Makerspaces and modern libraries can offer a pressure relief valve for tech-weary teachers, eager students, and confused parents. But we’ll need teachers, students, parents, and all the rest of you tech-savvy geeks out there to help start the ball rolling and show how much schools, makerspaces, and modern libraries have to gain from each other!
TEACHERS: I’d love to hear your perspective on tech in the classroom. What do you love? What do you hate? What can we do to get more teachers/profs to join us at SeaGL and other similar conferences?
Presenters
Robinson Tryon, The LOT Network, Inc.
Robinson has over a decade of experience in Free/Open Source Software (FOSS) development, organization, and outreach, with an emphasis on Serious Games in medicine, security, and higher education.
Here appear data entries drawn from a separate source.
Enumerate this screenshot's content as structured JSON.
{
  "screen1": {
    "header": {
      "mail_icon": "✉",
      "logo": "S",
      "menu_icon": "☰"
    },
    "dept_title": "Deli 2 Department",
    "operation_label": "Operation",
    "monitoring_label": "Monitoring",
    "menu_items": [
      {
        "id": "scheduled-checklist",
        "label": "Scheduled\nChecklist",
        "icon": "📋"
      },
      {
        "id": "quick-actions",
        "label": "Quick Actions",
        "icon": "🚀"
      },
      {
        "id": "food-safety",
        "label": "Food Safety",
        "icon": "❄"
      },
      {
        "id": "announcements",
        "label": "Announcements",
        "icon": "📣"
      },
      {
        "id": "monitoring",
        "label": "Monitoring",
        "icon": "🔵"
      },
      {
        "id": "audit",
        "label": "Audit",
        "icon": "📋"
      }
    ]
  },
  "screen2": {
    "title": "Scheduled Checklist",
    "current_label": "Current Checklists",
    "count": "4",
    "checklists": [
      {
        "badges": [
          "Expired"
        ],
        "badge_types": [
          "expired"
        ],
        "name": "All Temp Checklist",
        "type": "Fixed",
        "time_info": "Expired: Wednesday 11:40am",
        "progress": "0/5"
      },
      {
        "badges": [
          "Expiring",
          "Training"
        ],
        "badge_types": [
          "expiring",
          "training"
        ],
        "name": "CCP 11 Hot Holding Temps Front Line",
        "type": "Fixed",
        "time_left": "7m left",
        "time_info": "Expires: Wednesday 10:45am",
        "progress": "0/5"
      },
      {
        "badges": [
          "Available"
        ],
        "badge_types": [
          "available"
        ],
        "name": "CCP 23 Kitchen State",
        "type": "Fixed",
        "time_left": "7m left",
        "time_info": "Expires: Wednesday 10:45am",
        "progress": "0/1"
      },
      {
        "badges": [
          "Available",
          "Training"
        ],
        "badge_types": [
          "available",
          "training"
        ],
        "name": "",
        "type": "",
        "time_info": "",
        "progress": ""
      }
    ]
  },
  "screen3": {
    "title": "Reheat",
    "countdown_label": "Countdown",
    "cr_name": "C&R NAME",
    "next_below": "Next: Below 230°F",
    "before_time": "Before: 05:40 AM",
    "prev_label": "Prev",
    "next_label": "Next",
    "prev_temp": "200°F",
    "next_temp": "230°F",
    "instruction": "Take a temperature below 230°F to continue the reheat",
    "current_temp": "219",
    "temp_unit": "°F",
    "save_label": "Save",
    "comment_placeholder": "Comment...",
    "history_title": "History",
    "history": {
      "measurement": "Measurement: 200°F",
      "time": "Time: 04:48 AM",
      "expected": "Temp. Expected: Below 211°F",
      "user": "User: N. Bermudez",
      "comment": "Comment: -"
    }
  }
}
He’s served as Senior QA Engineer for The Document Foundation, the German non-profit behind LibreOffice & Document Liberation Projects, as well as coordinator of community outreach and education. At the Interactive Media Lab of the Geisel School of Medicine, he worked on interactive training programs for doctors and first responders. At Tiltfactor Game Lab for Digital Humanities at Dartmouth College, he served as technical consultant on diverse projects including Metadata Games, a FOSS game suite for libraries, archives, and other institutions to crowdsource metadata collection.
Robinson received his BA in Computer Science from Dartmouth College. He is a regular speaker at FOSS & Tech Conferences in the US and Europe and serves on the Engineering Steering Committee for The Document Foundation.